If you feel the same way, and have that roller-coaster desire to make yourself (nearly-)barf, read this collection of ‘confidence’ abuse that Macrobusiness has collected.
This sort of talk is always around, but i blame the RBA Governor for feeding the frenzy with his ‘after the booms’ speech.
As economists, we are taught a framework — it’s a cost-benefit framework … let’s use it!
An axiom is that folks do things when the (expected) benefits exceed the (expected) costs. This framework has everything we need to speak meaningfully about why investment is depressed (expected returns are low relative to the cost of capital) or why consumption is low (expected future spending power has declined).
So what are the folks (Stevens included) saying when they talk about low confidence being the problem?
Are they saying that expected returns are unreasonably low? How could they know that? They couldn’t — no one can say that for sure. No one is any good at forecasting returns over the horizons that matter.
We can talk about the extent to which generally expected returns differ from our own — but would that tell us anything? There’s no information in this about confidence as an economic force. Perhaps it just says our forecasts are too high (or that we are over-confident).
A clue would be if there was nothing we could point to that explained pessimism … But that is not the case.
We are in the midst of a large terms of trade shock. It’s been big so far, and we are probably only at the start of a multi-year event. The mining investment drop off hasn’t even really started … That will happen in 2014.
Every terms of trade boom has ended with the terms of trade over-shooting to the downside. The terms of trade remain wayyyy above the long run average — so the pain isn’t nearly over.
What does theory say will happen as this nominal income shock spreads out across the economy?
The textbooks suggest we will see the return on capital in the mining sector fall, as the AUD is unlikely to fall by enough to offset the drop in export prices. As this sector retrenches, the normal input-output relationships mean that all sectors will experience weak demand and profitability.
There are two obvious consequences of this: a weak labour market and depressed government finances.
In the first case, sectors will shed labour and shutter output (or at least slow additional capacity) as demand from the mining sector falls back and they wait for interest rate sensitive sectors and the external sector to pick up the slack (via a weaker AUD). This will show up as a period of depressed investment, slow GDP growth, and higher unemployment — pretty much what we see just now.
In the second case, weaker company profits and a soft labour market (slower growth in both wages and hours worked) mean less government revenue and larger deficits.
This may feed back via fiscal policy — and is currently doing so.

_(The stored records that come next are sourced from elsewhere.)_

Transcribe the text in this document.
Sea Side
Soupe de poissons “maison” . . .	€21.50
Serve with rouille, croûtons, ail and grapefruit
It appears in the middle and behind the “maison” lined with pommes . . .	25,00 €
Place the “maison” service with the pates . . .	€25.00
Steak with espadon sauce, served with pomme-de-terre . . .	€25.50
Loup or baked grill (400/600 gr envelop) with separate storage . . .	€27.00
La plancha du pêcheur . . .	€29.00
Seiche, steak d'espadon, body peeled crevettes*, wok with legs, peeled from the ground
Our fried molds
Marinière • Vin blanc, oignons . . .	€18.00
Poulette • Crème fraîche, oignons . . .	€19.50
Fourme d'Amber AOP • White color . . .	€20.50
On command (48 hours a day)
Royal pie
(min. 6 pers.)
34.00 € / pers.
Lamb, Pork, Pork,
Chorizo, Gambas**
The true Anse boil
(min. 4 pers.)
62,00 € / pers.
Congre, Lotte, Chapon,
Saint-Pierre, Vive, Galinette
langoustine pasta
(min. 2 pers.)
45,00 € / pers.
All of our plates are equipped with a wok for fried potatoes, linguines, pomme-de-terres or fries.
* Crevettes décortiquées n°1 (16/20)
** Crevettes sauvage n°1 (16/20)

The government is responding by raising taxes and cutting spending, so firms are seeing less demand as both consumers (who are paying the taxes) and governments spend less.
So what’s the ‘circuit-breaker’? A lower AUD. The lower AUD will boost other sectors, and they will eventually pick up the slack.
Why should consumers be happy about this? A weaker AUD is a real wage cut for Australian households and consumers.
I think the weakening AUD will have a larger depressing impact on consumer confidence than usual, as an increasing number of Australians are exposed to a weaker AUD via purchases of online goods.
Ask a 25 year old about the AUD, and they’ll sound like they work in finance … at least they’ll know how much it’s gone down, over what period, and might even supply a quote as to what it’s done to their toy and clothing expenses …
… for the rest of us, there remains the price of the fuel we put into our cars — these complaints have picked up following the AUD’s ~15% decline over such a short period.
So there reasons to think that the returns on investment will be low in the future. If you think this terms of trade boom will end just like every other terms of trade boom, you would hunker down.
If the terms of trade just goes back to the pre boom average, investments will be less likely to pay off handsomely (although some will), jobs will be less secure, taxes will be higher, government services will be reduced, nominal wage growth will be slower, and real wages will fall (via the lower AUD).
We do not need myths about bad government (though we do have one), nor appeals to things that cannot be measured to understand what’s is going on.
So let’s leave the confidence fairies behind — we ought to talk about the real shocks that are hitting the Australian economy (and are likely to continue to do so).
Given these real shocks it is reasonable for folks to have lower expected returns. The RBA cam offset this with lower policy rates. Better regulation — both more predictable governance and more permissive regimes — would also help …
But let’s be clear that the terms of trade drop is a real shock and it is this real shock that is very reasonably lowering expected returns.